In collaboration with English Heritage and other partners, the Forestry Commission wanted to protect two of the five worst-affected historical and archaeological features – Scheduled Archaeological Monuments (SAM)s – on the Open Forest from burrowing animals, by installing a rabbit-proof mesh.
Although the Forestry Commission has a duty of care to ensure no deterioration of a SAM, it has no statutory right to maintain a SAM or any designated budget for these type of works. English Heritage has jurisdiction over SAMs, but its funding for restoration is ineligible on Crown lands and therefore HLS funding was seen as a good alternative to fund the restoration of these sites.

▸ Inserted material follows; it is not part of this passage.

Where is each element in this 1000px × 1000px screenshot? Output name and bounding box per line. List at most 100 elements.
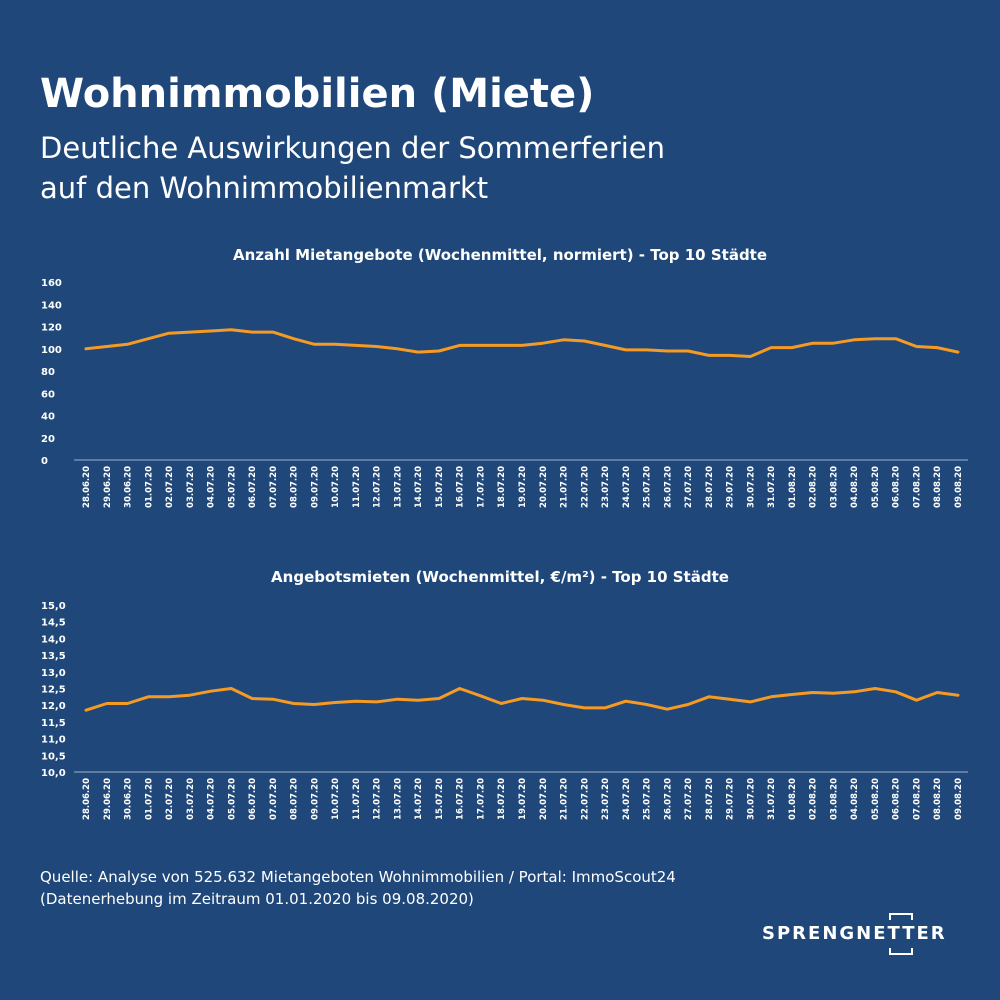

SAM No. 20287 (SU281025). A bowl barrow located in Whitefield Moor on grassland overlooking Brockenhurst village. It measures roughly 15m in diameter and up to 1.1m high.
SAM No. 20256 (SU398047). A bowl barrow located on Hill top Beaulieu Heath. It measures roughly 11m in diameter and up to 1.2m high.
Initially geophysical work (magnetometry and resistivity) surveys took place in August 2012 at both SAM sites by Archaeological Surveys Ltd in advance of rabbit netting. The report was forwarded to the English Heritage Regional Scientific Advisor to seek further advice and to make a site visit before work commenced.
Due to the unseasonal wet weather that occurred during the summer months of 2012, no further work took place at either site as ground conditions were too wet. Naturally-occurring hoggin material was supplied to both sites during the start of 2013, but it was not until late Autumn of this year that the actual tumuli restoration and protection works took place. At both sites, temporary fencing was erected to help vegetation establish quickly and for infilled material and soil to stabilise.